Hutchinson's activity in the cause of scientific surgery and in advancing the study of the natural sciences was unwearying. He published more than 1,200 medical articles and also produced the quarterly Archives of Surgery from 1890 to 1900, being its only contributor. His lectures on neuropathogenesis, gout, leprosy, diseases of the tongue, etc., were full of original observation; but his principal work was connected with the study of syphilis, on which he became the first living authority. He was the first to describe his triad of medical signs for congenital syphilis: notched incisor teeth, labyrinthine deafness, and interstitial keratitis, which was very useful for providing a firm diagnosis long before Treponema pallidum or the Wassermann test were discovered. By contrast, his insistence that leprosy was caused by eating decaying fish was incorrect.
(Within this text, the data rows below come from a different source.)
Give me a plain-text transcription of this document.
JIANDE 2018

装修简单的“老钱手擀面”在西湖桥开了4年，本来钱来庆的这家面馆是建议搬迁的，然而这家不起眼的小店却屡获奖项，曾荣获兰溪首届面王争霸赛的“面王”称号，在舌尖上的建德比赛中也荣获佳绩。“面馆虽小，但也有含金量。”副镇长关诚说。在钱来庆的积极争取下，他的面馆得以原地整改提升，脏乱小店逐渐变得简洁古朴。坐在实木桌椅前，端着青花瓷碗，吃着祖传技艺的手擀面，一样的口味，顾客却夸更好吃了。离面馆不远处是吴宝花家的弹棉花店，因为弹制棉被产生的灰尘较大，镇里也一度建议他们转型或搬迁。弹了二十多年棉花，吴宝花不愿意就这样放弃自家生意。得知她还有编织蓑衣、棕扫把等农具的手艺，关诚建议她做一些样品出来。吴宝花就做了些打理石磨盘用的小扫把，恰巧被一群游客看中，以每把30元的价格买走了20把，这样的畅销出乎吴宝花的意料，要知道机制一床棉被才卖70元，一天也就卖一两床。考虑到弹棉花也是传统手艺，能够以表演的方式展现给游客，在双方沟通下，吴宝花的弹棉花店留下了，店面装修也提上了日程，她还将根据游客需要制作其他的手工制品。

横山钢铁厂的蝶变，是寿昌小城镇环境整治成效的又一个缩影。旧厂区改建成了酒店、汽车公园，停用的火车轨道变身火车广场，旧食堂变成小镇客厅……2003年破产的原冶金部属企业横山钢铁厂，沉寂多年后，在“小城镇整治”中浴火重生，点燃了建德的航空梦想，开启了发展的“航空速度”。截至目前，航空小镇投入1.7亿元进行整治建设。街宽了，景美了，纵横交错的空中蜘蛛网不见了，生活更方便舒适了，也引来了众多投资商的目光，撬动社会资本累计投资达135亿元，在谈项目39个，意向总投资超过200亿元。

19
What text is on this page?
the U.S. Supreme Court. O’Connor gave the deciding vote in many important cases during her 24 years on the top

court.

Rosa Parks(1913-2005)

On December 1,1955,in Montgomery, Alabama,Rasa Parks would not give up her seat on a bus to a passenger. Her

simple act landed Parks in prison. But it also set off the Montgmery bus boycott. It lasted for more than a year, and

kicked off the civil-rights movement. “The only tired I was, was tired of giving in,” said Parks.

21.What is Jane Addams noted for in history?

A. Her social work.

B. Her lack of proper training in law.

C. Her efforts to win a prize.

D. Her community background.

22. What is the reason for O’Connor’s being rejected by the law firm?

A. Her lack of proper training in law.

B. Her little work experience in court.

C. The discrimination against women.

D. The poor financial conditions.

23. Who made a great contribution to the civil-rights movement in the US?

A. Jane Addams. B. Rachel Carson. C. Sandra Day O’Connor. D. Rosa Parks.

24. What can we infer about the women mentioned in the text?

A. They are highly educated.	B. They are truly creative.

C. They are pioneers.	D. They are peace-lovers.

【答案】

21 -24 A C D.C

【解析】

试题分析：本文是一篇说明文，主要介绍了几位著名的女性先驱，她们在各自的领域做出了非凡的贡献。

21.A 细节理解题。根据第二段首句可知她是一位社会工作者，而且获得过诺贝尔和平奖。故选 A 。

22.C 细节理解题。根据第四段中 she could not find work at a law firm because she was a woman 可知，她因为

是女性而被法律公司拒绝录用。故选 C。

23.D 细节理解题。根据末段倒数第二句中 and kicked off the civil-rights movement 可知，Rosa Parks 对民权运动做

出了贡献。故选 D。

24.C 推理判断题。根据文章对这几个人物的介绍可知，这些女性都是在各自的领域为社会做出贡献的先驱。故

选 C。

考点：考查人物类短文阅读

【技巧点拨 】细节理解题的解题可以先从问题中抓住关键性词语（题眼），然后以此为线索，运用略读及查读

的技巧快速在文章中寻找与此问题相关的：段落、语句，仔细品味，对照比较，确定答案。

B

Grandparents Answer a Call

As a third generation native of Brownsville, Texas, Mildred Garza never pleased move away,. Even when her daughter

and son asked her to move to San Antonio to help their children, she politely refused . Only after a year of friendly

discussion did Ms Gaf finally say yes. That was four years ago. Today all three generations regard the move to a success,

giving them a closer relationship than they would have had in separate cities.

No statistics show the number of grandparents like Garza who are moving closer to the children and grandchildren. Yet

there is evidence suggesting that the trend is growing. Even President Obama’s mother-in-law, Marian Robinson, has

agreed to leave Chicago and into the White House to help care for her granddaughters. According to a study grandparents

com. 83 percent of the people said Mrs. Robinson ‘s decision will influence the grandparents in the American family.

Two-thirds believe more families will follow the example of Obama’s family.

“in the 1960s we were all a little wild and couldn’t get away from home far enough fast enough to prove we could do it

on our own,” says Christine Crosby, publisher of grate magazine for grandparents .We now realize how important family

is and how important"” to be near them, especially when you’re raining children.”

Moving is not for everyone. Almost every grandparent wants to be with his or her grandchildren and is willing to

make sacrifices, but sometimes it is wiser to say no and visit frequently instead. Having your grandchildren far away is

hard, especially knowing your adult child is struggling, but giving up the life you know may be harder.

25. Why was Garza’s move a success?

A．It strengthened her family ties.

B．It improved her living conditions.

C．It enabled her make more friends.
He was the founder of the Medical Graduates’ College and Polyclinic; and both in his native town of Selby and at Haslemere, Surrey, he started (about 1890) educational museums for popular instruction in natural history. He published several volumes on his subjects and was given an Hon. LL.D degree by both the University of Glasgow and University of Cambridge. He received a knighthood in 1908.

Hutchinson has his name attached to these entities in medicine:

- Hutchinson's angina
- Hutchinson's sign
- Hutchinson's dehidrosis
- Hutchinson's disease or senile degeneration of the choroid
- Hutchinson's facies
- Hutchinson's melanotic freckle (was previously considered a precancerous spot occurring in old age, now known as melanoma in situ, lentigo maligna type)
- Hutchinson's mask
- Hutchinson's melanotic disease
- Hutchinson's patch (a corneal sign attached to syphilitic keratitis)
- Hutchinson's prurigo
- Hutchinson's pupil
- Hutchinson's teeth (seen in congenital syphilis)
- Hutchinson's triad
- Hutchinson–Gilford progeria syndrome

==Personal life==
Hutchinson married Jane Pynsent West in 1856 and they had six sons and four daughters. His son Jonathan (1859–1933) became an ophthalmic surgeon and was elected F.R.C.S. in 1884. He founded Haslemere Educational Museum in 1888. The teacher, writer, and naturalist Margaret Hutchinson was his granddaughter. Hutchinson died on 23 June 1913, in Haslemere, Surrey.